Bonuses For Goldman's Trading Desk Could Jump 20% This Year

As if Friday afternoon's new of the Fed allowing the banks to resume buybacks wasn't good enough for news for many working at Goldman Sachs, those in the trading division will be especially chuffed this holiday season - as the company plans on boosting bonuses for the division by up to 20%. 

The bonuses are a result of a 49% rise in revenue for the division, according to Bloomberg. Some niche areas of trading, like fixed income, "could expect much bigger payouts", the report notes, as Goldman seeks to prevent its key traders from moving to rivals like Citadel and Point 72.

Bonuses will be contingent upon how the firm handles "any setbacks" over the last few weeks of the year - but given the Fed news on Friday, and Goldman's subsequent announcement that it would immediately restart buybacks - it looks like it could be smooth sailing into 2021 for the sector. 

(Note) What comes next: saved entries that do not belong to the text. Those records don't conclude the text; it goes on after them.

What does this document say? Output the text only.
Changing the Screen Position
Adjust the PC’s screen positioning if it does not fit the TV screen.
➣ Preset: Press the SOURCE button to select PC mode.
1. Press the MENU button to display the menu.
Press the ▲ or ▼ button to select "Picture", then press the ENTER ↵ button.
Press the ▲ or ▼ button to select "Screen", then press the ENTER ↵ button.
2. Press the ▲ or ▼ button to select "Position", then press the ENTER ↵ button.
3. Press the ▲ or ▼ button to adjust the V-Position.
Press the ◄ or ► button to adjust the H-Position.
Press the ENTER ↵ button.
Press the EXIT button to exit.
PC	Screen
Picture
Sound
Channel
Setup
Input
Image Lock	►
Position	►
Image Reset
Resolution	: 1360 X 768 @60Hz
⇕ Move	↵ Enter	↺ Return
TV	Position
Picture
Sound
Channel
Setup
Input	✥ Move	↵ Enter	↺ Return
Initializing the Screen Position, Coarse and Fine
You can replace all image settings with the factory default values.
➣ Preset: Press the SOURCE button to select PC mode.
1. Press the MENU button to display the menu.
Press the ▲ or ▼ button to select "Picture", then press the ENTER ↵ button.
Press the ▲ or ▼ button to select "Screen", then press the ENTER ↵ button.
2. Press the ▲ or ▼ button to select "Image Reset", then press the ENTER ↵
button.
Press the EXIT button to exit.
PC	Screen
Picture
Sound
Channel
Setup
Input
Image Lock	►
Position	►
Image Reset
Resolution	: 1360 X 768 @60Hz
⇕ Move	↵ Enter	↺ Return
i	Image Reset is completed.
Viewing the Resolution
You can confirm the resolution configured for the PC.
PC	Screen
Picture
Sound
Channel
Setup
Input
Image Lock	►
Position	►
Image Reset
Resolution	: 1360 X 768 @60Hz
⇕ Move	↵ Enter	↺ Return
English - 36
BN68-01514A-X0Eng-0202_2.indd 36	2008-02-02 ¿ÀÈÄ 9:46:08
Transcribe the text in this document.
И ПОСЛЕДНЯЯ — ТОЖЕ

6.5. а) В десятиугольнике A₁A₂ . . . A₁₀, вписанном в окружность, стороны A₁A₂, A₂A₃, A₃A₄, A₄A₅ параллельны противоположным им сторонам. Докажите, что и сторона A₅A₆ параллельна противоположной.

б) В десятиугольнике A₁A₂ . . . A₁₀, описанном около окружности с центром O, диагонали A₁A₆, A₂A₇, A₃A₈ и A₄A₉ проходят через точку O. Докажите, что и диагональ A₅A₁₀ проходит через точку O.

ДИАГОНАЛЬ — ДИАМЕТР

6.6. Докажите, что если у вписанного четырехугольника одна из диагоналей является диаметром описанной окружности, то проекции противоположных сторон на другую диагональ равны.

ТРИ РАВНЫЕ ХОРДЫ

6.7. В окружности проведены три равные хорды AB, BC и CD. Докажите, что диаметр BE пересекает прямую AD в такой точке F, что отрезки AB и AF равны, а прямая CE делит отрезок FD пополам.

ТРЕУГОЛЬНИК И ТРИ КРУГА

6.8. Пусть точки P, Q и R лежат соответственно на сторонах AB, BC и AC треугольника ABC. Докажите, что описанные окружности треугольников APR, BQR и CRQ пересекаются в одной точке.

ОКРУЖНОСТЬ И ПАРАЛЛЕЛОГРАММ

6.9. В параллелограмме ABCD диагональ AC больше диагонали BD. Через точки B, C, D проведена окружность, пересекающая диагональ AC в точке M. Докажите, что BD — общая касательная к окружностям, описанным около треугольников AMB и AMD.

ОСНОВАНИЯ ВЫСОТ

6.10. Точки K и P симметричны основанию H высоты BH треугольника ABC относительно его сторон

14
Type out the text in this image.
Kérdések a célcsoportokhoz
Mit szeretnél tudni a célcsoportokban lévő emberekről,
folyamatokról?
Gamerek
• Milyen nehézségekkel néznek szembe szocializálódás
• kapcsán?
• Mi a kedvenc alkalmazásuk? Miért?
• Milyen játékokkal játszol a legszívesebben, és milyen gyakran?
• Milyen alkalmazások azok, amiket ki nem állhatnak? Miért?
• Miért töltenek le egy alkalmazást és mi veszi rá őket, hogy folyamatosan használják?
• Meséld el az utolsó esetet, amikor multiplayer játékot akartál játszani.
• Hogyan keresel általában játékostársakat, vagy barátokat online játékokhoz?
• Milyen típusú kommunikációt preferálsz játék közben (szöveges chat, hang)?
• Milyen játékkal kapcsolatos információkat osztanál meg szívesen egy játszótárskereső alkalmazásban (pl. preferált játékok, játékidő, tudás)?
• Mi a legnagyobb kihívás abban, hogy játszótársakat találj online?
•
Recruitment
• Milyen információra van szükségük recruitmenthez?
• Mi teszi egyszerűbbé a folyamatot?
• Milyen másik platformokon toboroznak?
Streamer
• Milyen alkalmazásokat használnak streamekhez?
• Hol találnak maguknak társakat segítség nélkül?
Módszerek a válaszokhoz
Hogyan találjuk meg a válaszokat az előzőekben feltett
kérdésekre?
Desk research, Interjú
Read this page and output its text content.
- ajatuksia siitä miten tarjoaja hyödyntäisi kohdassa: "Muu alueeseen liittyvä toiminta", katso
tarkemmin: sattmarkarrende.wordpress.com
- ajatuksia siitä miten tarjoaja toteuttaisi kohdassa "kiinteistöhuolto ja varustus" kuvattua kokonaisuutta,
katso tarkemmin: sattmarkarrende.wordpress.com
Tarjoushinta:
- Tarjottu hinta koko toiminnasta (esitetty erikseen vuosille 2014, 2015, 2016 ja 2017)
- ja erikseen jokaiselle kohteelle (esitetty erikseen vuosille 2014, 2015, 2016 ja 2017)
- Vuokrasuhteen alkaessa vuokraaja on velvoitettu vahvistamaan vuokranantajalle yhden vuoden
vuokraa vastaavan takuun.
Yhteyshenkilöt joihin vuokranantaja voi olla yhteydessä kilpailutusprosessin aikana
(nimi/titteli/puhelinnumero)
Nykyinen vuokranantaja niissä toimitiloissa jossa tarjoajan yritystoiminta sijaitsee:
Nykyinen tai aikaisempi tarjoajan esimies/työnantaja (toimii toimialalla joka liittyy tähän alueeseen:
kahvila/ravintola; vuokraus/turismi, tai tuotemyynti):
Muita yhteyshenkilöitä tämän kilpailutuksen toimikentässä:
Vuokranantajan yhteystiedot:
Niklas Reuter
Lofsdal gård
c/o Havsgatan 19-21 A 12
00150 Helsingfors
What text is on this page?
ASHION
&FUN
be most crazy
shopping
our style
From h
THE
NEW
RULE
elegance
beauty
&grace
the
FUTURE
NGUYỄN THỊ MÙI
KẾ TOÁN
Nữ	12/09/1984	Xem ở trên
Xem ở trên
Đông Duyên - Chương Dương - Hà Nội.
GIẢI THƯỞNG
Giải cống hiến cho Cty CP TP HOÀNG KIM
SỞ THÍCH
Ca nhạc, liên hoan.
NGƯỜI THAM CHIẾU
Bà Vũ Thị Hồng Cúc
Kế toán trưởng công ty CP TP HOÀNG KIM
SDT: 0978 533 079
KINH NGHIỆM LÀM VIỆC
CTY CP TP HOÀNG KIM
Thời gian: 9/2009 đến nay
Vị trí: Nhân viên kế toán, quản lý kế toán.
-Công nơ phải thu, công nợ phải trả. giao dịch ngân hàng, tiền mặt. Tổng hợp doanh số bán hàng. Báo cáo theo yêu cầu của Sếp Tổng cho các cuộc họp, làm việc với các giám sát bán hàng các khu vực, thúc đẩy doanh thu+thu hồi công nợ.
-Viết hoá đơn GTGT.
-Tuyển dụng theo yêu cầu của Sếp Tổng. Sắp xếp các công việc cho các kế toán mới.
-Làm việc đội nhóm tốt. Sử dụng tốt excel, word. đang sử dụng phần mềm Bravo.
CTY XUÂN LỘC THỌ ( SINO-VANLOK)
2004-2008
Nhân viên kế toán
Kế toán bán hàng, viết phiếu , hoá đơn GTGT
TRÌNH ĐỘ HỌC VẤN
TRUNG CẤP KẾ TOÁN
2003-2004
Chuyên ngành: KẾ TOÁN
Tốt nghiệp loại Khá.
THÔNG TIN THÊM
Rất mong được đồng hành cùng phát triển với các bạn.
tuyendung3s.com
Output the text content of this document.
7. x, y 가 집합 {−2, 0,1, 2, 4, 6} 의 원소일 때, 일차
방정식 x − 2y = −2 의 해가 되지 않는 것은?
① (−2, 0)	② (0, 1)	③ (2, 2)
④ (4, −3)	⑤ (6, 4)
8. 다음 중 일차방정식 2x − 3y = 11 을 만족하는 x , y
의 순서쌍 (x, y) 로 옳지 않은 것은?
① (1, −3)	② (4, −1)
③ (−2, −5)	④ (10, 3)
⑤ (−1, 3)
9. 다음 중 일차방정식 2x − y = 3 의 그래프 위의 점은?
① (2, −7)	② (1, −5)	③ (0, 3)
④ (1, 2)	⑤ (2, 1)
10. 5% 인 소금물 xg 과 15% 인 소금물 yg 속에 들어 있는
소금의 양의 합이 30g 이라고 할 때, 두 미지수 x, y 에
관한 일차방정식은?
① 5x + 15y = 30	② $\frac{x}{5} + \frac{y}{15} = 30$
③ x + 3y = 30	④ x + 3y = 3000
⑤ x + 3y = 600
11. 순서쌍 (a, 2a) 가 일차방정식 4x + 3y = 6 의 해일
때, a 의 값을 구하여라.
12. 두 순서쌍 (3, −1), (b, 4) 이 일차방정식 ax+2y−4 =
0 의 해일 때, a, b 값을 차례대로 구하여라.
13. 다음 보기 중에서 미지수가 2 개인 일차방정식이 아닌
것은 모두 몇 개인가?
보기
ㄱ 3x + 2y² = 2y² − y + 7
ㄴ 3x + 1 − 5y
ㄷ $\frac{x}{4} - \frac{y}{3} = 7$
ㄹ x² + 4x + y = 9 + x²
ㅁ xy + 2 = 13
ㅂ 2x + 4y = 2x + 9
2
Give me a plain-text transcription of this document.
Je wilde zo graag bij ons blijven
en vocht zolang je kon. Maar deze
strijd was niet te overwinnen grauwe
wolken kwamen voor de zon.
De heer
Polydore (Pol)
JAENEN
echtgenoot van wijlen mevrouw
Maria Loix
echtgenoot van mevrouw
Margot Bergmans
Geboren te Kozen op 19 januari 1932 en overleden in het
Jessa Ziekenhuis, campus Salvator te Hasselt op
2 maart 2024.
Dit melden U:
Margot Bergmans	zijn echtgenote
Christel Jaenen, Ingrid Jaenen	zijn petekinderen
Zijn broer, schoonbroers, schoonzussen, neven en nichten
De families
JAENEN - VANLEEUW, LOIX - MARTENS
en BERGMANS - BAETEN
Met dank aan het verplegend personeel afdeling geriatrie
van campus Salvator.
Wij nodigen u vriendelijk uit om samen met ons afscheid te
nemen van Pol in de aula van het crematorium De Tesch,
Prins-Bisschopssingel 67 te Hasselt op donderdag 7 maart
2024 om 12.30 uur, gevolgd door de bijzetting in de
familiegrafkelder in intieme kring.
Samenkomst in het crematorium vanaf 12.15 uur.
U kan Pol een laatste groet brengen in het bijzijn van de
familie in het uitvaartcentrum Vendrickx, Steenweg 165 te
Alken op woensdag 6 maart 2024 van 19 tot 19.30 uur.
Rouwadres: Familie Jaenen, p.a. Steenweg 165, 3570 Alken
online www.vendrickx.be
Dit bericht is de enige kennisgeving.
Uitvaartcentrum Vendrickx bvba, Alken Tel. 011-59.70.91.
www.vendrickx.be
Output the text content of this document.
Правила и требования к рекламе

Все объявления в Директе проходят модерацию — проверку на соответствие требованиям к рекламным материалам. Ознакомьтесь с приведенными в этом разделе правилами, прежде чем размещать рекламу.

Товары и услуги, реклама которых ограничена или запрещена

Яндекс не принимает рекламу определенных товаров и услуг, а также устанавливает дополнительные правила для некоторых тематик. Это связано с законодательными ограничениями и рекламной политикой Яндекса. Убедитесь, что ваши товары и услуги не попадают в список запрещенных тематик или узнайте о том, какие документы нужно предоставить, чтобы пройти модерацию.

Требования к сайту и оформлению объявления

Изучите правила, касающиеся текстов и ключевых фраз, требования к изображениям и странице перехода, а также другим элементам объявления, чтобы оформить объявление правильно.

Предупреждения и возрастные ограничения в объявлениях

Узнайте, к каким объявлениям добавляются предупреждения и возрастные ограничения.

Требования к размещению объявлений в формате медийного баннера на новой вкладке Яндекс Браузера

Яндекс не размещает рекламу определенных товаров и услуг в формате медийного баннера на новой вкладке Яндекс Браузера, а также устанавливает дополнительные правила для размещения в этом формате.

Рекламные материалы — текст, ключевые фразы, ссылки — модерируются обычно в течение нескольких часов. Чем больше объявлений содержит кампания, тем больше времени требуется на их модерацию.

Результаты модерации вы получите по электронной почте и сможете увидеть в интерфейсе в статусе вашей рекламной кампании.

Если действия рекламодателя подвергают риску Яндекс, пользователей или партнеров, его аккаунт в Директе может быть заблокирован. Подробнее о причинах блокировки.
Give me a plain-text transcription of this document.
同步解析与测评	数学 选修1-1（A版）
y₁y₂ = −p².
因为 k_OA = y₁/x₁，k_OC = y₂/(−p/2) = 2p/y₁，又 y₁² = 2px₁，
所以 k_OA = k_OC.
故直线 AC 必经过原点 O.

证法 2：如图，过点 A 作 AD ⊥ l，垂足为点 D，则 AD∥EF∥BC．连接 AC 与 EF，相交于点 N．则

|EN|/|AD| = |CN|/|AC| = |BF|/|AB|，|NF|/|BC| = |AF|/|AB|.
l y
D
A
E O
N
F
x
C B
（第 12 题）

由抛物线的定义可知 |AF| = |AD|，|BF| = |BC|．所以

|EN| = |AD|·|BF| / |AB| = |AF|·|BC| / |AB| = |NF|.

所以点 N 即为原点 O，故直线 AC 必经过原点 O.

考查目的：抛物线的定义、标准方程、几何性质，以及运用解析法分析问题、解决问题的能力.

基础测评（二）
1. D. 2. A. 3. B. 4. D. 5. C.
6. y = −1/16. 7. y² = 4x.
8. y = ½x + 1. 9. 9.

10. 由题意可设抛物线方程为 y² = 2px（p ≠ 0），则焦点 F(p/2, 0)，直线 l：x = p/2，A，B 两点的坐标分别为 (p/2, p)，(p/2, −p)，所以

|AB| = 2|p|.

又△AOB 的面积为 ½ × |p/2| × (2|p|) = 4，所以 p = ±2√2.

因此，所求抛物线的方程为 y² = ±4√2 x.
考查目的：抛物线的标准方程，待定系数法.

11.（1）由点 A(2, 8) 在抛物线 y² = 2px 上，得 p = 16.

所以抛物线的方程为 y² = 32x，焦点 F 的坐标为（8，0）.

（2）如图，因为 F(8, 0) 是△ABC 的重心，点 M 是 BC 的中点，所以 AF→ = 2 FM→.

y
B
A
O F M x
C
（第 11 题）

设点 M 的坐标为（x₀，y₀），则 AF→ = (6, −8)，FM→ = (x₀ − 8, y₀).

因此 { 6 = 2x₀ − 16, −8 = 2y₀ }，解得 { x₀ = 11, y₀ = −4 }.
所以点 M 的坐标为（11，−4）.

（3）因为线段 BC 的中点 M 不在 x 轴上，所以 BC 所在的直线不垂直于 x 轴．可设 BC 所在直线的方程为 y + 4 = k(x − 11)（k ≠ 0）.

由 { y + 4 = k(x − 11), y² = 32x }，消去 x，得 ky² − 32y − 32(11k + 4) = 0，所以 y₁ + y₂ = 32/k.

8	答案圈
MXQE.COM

Traders who were able to navigate the volatility associated with COVID during the year are more likely to earn fatter bonuses than those who worked in sales, maintaining client relationships. Goldman (GS) believes its success in trading will continue past 2020 and past what is looking increasingly like a one-off sell off in the market, spurred by the pandemic. 

JP Morgan (JPM) is also boosting bonuses for sales and trading workers by 15% to 20%, Bloomberg noted.

Recall, Friday after hours, we reported that the Fed had released details of its stress test and said it would allow banks to restart share buybacks but that it would, at least in the first quarter, restrict the amount. It also said it would continue to restrict dividend payouts.

According to the Fed, the results of the December stress test suggest that, in the aggregate, the 33 firms would experience substantial losses and lower revenues under the hypothetical recessions but could continue lending to creditworthy businesses and households. This is due, in  large part, to the substantial buildup of capital since the 2007–09 financial crisis and more than a doubling of loan-loss reserves during the first half of 2020. In aggregate, capital ratios remain well above their required minimum levels throughout the projection horizon under both scenarios.